As an exercise, it would be fun (but tedious) to compute the minimal plynomial for the tangent of one degree, which is tan(pi/180). It would have algebraic degree 24. I hear there may be another string where this has been done.
Robert Israel
tan(x)^2 + 1 = 1/cos(x)^2. If x = k*pi/n with (k,n)=1 and n is even,
T_[n/2](cos(x)) = cos(k pi/2) = 0, where T_[n/2] is a Chebyshev polynomial.
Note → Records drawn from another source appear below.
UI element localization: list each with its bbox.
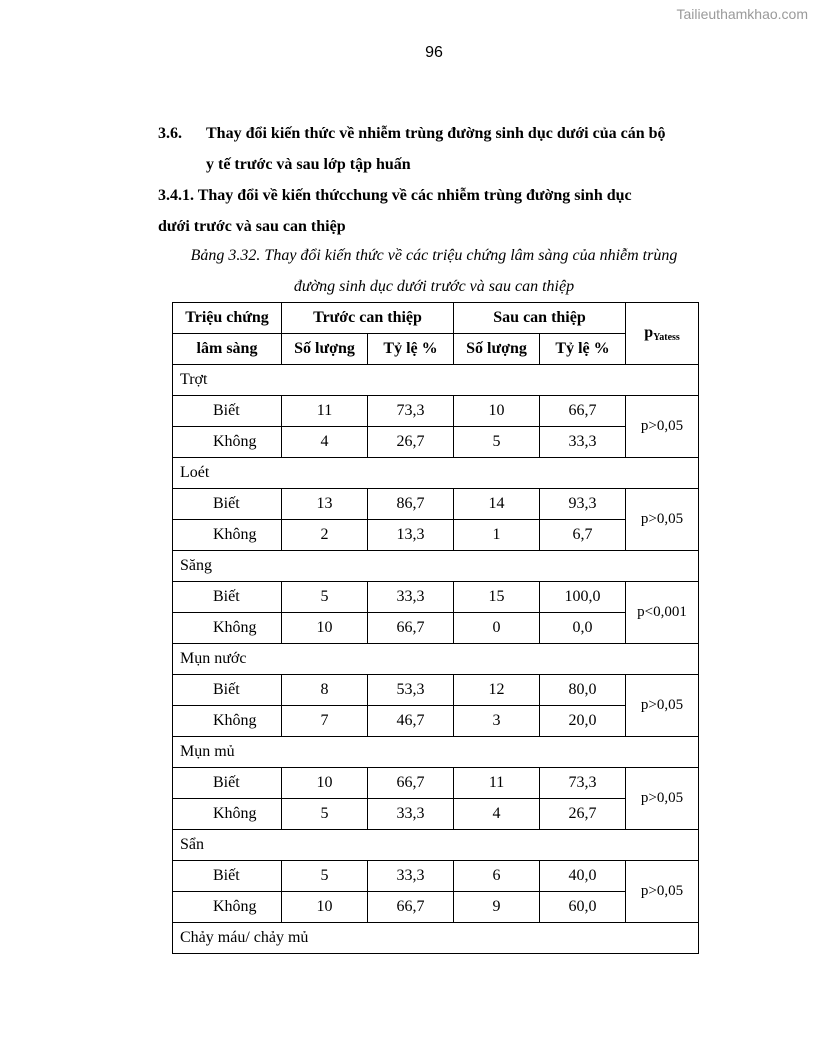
symptom-group-name: Chảy máu/ chảy mủ: [173, 923, 699, 954]
after-count-cell: 10: [454, 396, 540, 427]
table-row: [173, 613, 699, 644]
answer-label: Không: [173, 427, 282, 458]
before-count-cell: 5: [282, 861, 368, 892]
header-after: Sau can thiệp: [454, 303, 626, 334]
before-count-cell: 8: [282, 675, 368, 706]
table-row: [173, 427, 699, 458]
after-count-cell: 5: [454, 427, 540, 458]
before-percent-cell: 33,3: [368, 861, 454, 892]
before-count-cell: 4: [282, 427, 368, 458]
symptom-group-name: Mụn nước: [173, 644, 699, 675]
after-percent-cell: 0,0: [540, 613, 626, 644]
group-row: [173, 365, 699, 396]
before-percent-cell: 73,3: [368, 396, 454, 427]
before-count-cell: 10: [282, 768, 368, 799]
symptom-group-name: Mụn mủ: [173, 737, 699, 768]
table-caption-line2: đường sinh dục dưới trước và sau can thiệp: [293, 278, 575, 295]
symptom-group-name: Săng: [173, 551, 699, 582]
answer-label: Biết: [173, 675, 282, 706]
group-row: [173, 644, 699, 675]
before-percent-cell: 33,3: [368, 799, 454, 830]
answer-label: Biết: [173, 582, 282, 613]
header-p-value: [626, 303, 699, 365]
before-count-cell: 10: [282, 613, 368, 644]
before-count-cell: 13: [282, 489, 368, 520]
after-count-cell: 11: [454, 768, 540, 799]
after-count-cell: 14: [454, 489, 540, 520]
after-percent-cell: 93,3: [540, 489, 626, 520]
header-after-count: Số lượng: [454, 334, 540, 365]
group-row: [173, 830, 699, 861]
header-before-count: Số lượng: [282, 334, 368, 365]
answer-label: Biết: [173, 861, 282, 892]
p-label: p: [644, 324, 654, 341]
before-percent-cell: 46,7: [368, 706, 454, 737]
p-value-cell: p>0,05: [626, 675, 699, 737]
section-heading: [158, 124, 666, 144]
before-count-cell: 10: [282, 892, 368, 923]
after-percent-cell: 80,0: [540, 675, 626, 706]
after-count-cell: 6: [454, 861, 540, 892]
section-title-line1: Thay đổi kiến thức về nhiễm trùng đường sinh dục dưới của cán bộ: [206, 125, 666, 142]
before-count-cell: 2: [282, 520, 368, 551]
after-count-cell: 3: [454, 706, 540, 737]
after-percent-cell: 100,0: [540, 582, 626, 613]
after-percent-cell: 6,7: [540, 520, 626, 551]
before-count-cell: 7: [282, 706, 368, 737]
table-row: [173, 520, 699, 551]
symptom-group-name: Trợt: [173, 365, 699, 396]
before-percent-cell: 86,7: [368, 489, 454, 520]
after-count-cell: 12: [454, 675, 540, 706]
table-caption-line1: Bảng 3.32. Thay đổi kiến thức về các triệu chứng lâm sàng của nhiễm trùng: [190, 247, 678, 264]
subsection-title-line2: dưới trước và sau can thiệp: [158, 218, 346, 235]
after-count-cell: 0: [454, 613, 540, 644]
section-title-line2: y tế trước và sau lớp tập huấn: [206, 156, 411, 173]
header-clinical: lâm sàng: [173, 334, 282, 365]
table-row: [173, 582, 699, 613]
table-row: [173, 396, 699, 427]
before-percent-cell: 66,7: [368, 613, 454, 644]
after-percent-cell: 73,3: [540, 768, 626, 799]
after-percent-cell: 40,0: [540, 861, 626, 892]
p-value-cell: p<0,001: [626, 582, 699, 644]
before-count-cell: 5: [282, 799, 368, 830]
table-row: [173, 706, 699, 737]
p-value-cell: p>0,05: [626, 489, 699, 551]
table-row: [173, 675, 699, 706]
subsection-title-line1: 3.4.1. Thay đổi về kiến thứcchung về các nhiễm trùng đường sinh dục: [158, 187, 632, 204]
before-percent-cell: 33,3: [368, 582, 454, 613]
before-percent-cell: 53,3: [368, 675, 454, 706]
before-percent-cell: 66,7: [368, 892, 454, 923]
header-before: Trước can thiệp: [282, 303, 454, 334]
p-value-cell: p>0,05: [626, 396, 699, 458]
group-row: [173, 458, 699, 489]
answer-label: Không: [173, 799, 282, 830]
page-number: 96: [425, 44, 443, 61]
answer-label: Không: [173, 892, 282, 923]
after-percent-cell: 20,0: [540, 706, 626, 737]
table-row: [173, 892, 699, 923]
group-row: [173, 923, 699, 954]
after-count-cell: 1: [454, 520, 540, 551]
before-percent-cell: 26,7: [368, 427, 454, 458]
before-percent-cell: 13,3: [368, 520, 454, 551]
answer-label: Không: [173, 520, 282, 551]
after-percent-cell: 33,3: [540, 427, 626, 458]
after-percent-cell: 60,0: [540, 892, 626, 923]
before-percent-cell: 66,7: [368, 768, 454, 799]
answer-label: Không: [173, 706, 282, 737]
after-count-cell: 4: [454, 799, 540, 830]
table-row: [173, 799, 699, 830]
before-count-cell: 11: [282, 396, 368, 427]
after-count-cell: 9: [454, 892, 540, 923]
group-row: [173, 737, 699, 768]
p-value-cell: p>0,05: [626, 768, 699, 830]
group-row: [173, 551, 699, 582]
after-percent-cell: 66,7: [540, 396, 626, 427]
header-after-percent: Tỷ lệ %: [540, 334, 626, 365]
header-before-percent: Tỷ lệ %: [368, 334, 454, 365]
answer-label: Biết: [173, 489, 282, 520]
symptom-group-name: Sẩn: [173, 830, 699, 861]
table-row: [173, 489, 699, 520]
header-symptom: Triệu chứng: [173, 303, 282, 334]
answer-label: Không: [173, 613, 282, 644]
section-number: 3.6.: [158, 125, 182, 142]
after-percent-cell: 26,7: [540, 799, 626, 830]
answer-label: Biết: [173, 396, 282, 427]
p-subscript: Yatess: [653, 332, 680, 343]
p-value-cell: p>0,05: [626, 861, 699, 923]
symptom-knowledge-table: [172, 302, 699, 954]
after-count-cell: 15: [454, 582, 540, 613]
table-row: [173, 861, 699, 892]
before-count-cell: 5: [282, 582, 368, 613]
symptom-group-name: Loét: [173, 458, 699, 489]
answer-label: Biết: [173, 768, 282, 799]
table-row: [173, 768, 699, 799]
watermark: Tailieuthamkhao.com: [676, 6, 808, 22]
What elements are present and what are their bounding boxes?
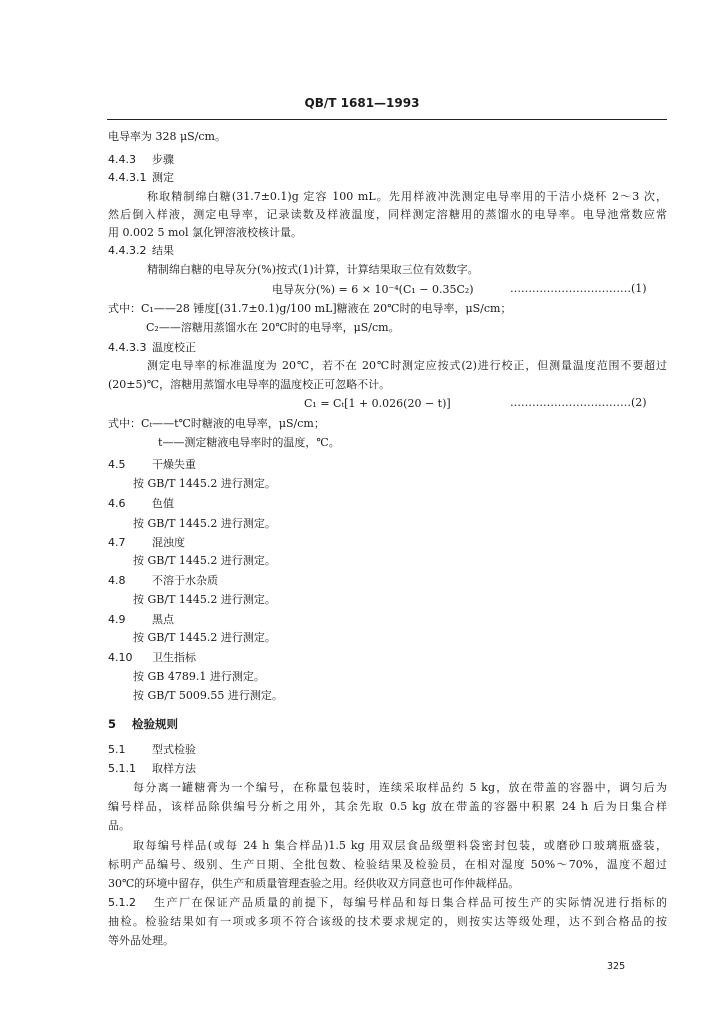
section-body: 按 GB/T 1445.2 进行测定。 (133, 517, 276, 530)
section-number: 4.4.3.1 (108, 171, 147, 184)
section-title: 黑点 (152, 613, 174, 626)
section-title: 卫生指标 (152, 651, 196, 664)
section-number: 4.6 (108, 497, 126, 510)
section-heading-4-7 (108, 535, 185, 551)
section-body: 按 GB/T 1445.2 进行测定。 (133, 554, 276, 567)
where-line: t——测定糖液电导率时的温度，℃。 (158, 436, 340, 449)
section-number: 4.10 (108, 651, 133, 664)
paragraph-line: 称取精制绵白糖(31.7±0.1)g 定容 100 mL。先用样液冲洗测定电导率用的干洁小烧杯 2～3 次， (147, 190, 667, 203)
section-heading-4-5 (108, 457, 196, 473)
section-heading-4-9 (108, 612, 174, 628)
paragraph-line: 精制绵白糖的电导灰分(%)按式(1)计算，计算结果取三位有效数字。 (147, 263, 479, 276)
formula-2: C₁ = Cₜ[1 + 0.026(20 − t)] (304, 397, 451, 410)
standard-code-header: QB/T 1681—1993 (304, 96, 420, 110)
section-number: 5.1.2 (108, 896, 136, 909)
header-rule (107, 119, 667, 120)
paragraph-line: 电导率为 328 μS/cm。 (108, 130, 226, 143)
section-number: 4.9 (108, 613, 126, 626)
formula-2-number: ……………………………(2) (510, 396, 647, 409)
section-number: 4.4.3.3 (108, 341, 147, 354)
paragraph-line: 用 0.002 5 mol 氯化钾溶液校核计量。 (108, 226, 303, 239)
paragraph-line: 取每编号样品(或每 24 h 集合样品)1.5 kg 用双层食品级塑料袋密封包装，或磨砂口玻璃瓶盛装， (133, 839, 667, 852)
section-title: 测定 (152, 171, 174, 184)
section-body: 按 GB/T 5009.55 进行测定。 (133, 689, 283, 702)
section-heading-4-4-3 (108, 152, 174, 168)
section-title: 混浊度 (152, 536, 185, 549)
section-number: 4.7 (108, 536, 126, 549)
section-number: 4.5 (108, 458, 126, 471)
where-line: C₂——溶糖用蒸馏水在 20℃时的电导率，μS/cm。 (146, 321, 400, 334)
paragraph-line: (20±5)℃，溶糖用蒸馏水电导率的温度校正可忽略不计。 (108, 378, 391, 391)
section-title: 色值 (152, 497, 174, 510)
section-number: 4.4.3.2 (108, 244, 147, 257)
section-heading-5-1-2 (108, 895, 152, 911)
section-title: 温度校正 (152, 341, 196, 354)
paragraph-line: 抽检。检验结果如有一项或多项不符合该级的技术要求规定的，则按实达等级处理，达不到合格品的按 (108, 915, 667, 928)
section-number: 5.1 (108, 743, 126, 756)
section-heading-5-1 (108, 742, 196, 758)
section-number: 4.8 (108, 574, 126, 587)
paragraph-line: 测定电导率的标准温度为 20℃，若不在 20℃时测定应按式(2)进行校正，但测量温度范围不要超过 (147, 359, 667, 372)
section-title: 取样方法 (152, 762, 196, 775)
where-line: 式中：C₁——28 锤度[(31.7±0.1)g/100 mL]糖液在 20℃时的电导率，μS/cm； (108, 302, 512, 315)
section-heading-5-1-1 (108, 761, 196, 777)
formula-1: 电导灰分(%) = 6 × 10⁻⁴(C₁ − 0.35C₂) (272, 283, 474, 296)
chapter-heading-5 (108, 716, 178, 732)
section-body: 按 GB/T 1445.2 进行测定。 (133, 477, 276, 490)
paragraph-line: 然后倒入样液，测定电导率，记录读数及样液温度，同样测定溶糖用的蒸馏水的电导率。电导池常数应常 (108, 208, 667, 221)
section-body: 按 GB/T 1445.2 进行测定。 (133, 631, 276, 644)
section-heading-4-4-3-2 (108, 243, 174, 259)
section-heading-4-6 (108, 496, 174, 512)
section-title: 干燥失重 (152, 458, 196, 471)
section-title: 步骤 (152, 153, 174, 166)
section-heading-4-8 (108, 573, 218, 589)
section-number: 4.4.3 (108, 153, 136, 166)
where-line: 式中：Cₜ——t℃时糖液的电导率，μS/cm； (108, 417, 325, 430)
section-title: 不溶于水杂质 (152, 574, 218, 587)
section-heading-4-4-3-1 (108, 170, 174, 186)
paragraph-line: 30℃的环境中留存，供生产和质量管理查验之用。经供收双方同意也可作仲裁样品。 (108, 877, 520, 890)
section-body: 按 GB 4789.1 进行测定。 (133, 670, 265, 683)
formula-1-number: ……………………………(1) (510, 282, 647, 295)
section-title: 检验规则 (132, 717, 178, 731)
section-heading-4-10 (108, 650, 196, 666)
section-number: 5 (108, 717, 117, 731)
section-title: 结果 (152, 244, 174, 257)
paragraph-line: 品。 (108, 819, 130, 832)
section-body: 按 GB/T 1445.2 进行测定。 (133, 593, 276, 606)
paragraph-line: 每分离一罐糖膏为一个编号，在称量包装时，连续采取样品约 5 kg，放在带盖的容器中，调匀后为 (133, 781, 667, 794)
section-title: 型式检验 (152, 743, 196, 756)
paragraph-line: 标明产品编号、级别、生产日期、全批包数、检验结果及检验员，在相对湿度 50%～70%，温度不超过 (108, 858, 667, 871)
paragraph-line: 等外品处理。 (108, 934, 174, 947)
section-number: 5.1.1 (108, 762, 136, 775)
section-heading-4-4-3-3 (108, 340, 196, 356)
paragraph-line: 生产厂在保证产品质量的前提下，每编号样品和每日集合样品可按生产的实际情况进行指标的 (154, 896, 667, 909)
page-number: 325 (607, 961, 626, 972)
paragraph-line: 编号样品，该样品除供编号分析之用外，其余先取 0.5 kg 放在带盖的容器中积累 24 h 后为日集合样 (108, 800, 667, 813)
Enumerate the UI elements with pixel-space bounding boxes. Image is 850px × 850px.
Thus the minimal polynomial for cos(x) is a factor of T_[n/2]. If
n is divisible by 4, T_[n/2] is an even function, and I suspect the
irreducible factors of T_[n/2] are even as well. If P(c^2) is the
minimal polynomial for c = cos(x), where P has degree d, then
some factor of Q(t) = (1+t^2)^d P(1/(1 +t^2)) would be the minimal polynomial
for t = tan(x). For example, the minimal polynomial for c = cos(pi/180) is
P(c^2) =
281474976710656*c^48-3377699720527872*c^46+18999560927969280*c^44-66568831992070144*c^42+162828875980603392*c^40-295364007592722432*c^38+411985976135516160*c^36-452180272956309504*c^34+396366279591591936*c^32-280058255978266624*c^30+160303703377575936*c^28-74448984852135936*c^26+28011510450094080*c^24-8500299631165440*c^22+2064791072931840*c^20-397107008634880*c^18+59570604933120*c^16-6832518856704*c^14+583456329728*c^12-35782471680*c^10+1497954816*c^8-39625728*c^6+579456*c^4-3456*c^2+1
Q(t) = (1+t^2)^24 P(1/(1+t^2)) =
(t^24-48*t^23-564*t^22+1456*t^21+21186*t^20-12432*t^19-269412*t^18+17424*t^17+1470447*t^16+45344*t^15-3923304*t^14-51744*t^13+5407388*t^12-51744*t^11-3923304*t^10+45344*t^9+1470447*t^8+17424*t^7-269412*t^6-12432*t^5+21186*t^4+1456*t^3-564*t^2-48*t+1)*(t^24+48*t^23-564*t^22-1456*t^21+21186*t^20+12432*t^19-269412*t^18-17424*t^17+1470447*t^16-45344*t^15-3923304*t^14+51744*t^13+5407388*t^12+51744*t^11-3923304*t^10-45344*t^9+1470447*t^8-17424*t^7-269412*t^6+12432*t^5+21186*t^4-1456*t^3-564*t^2+48*t+1)
and the first of these is the minimal polynomial of tan(pi/180). The
roots of this minimal polynomial are tan(k pi/180) for
k = -83, -79, -71, -67, -59, -47, -43, -31, -23, -19, -11, -7, 1, 13, 17, 29,
37, 41, 49, 53, 61, 73, 77, 89
--
Robert Israel isr...@math.MyUniversitysInitials.ca
Department of Mathematics http://www.math.ubc.ca/~israel
University of British Columbia Vancouver, BC, Canada
whei...@corunduminium.com
Also, how were the factors found - by a brute force computer program (we knew the factors existed, but what were they)? What we have is an algorithm where "guessing" is not required, in the sense that the two factors can be obtained inductively by elementary (precalculus) polynomial division (in a manner analogous to that used to generate the cyclotomic polynomials from (x^n)-1). What remained was how we know which factor has which class (1 or 3 (mod 4)) as its root set.
It seems you have established the sum of the tangents of "class 1" is 48 which happens to be twice the degree of the polynomial (and in particular positive). I wonder if there is a way of establishing this from elementary identities or other poperties of tangents. Perhaps, they form twelve pairs in a useful manner. Wow!
Robert Israel
> Robert, you certainly saved me a lot of work computing this polynomial!
> How did you knew it is the first factor and not the second that is the
> minimal polynomial for the case 1 degree? Was it an arithmetical
> verification?
Evaluate and simplify, using Maple.
> Also, how were the factors found - by a brute force computer program (we
> knew the factors existed, but what were they)? What we have is an
> algorithm where "guessing" is not required, in the sense that the two
> factors can be obtained inductively by elementary (precalculus) polynomial
> division (in a manner analogous to that used to generate the cyclotomic
> polynomials from (x^n)-1). What remained was how we know which factor has
> which class (1 or 3 (mod 4)) as its root set.
They were found using Maple's factor command.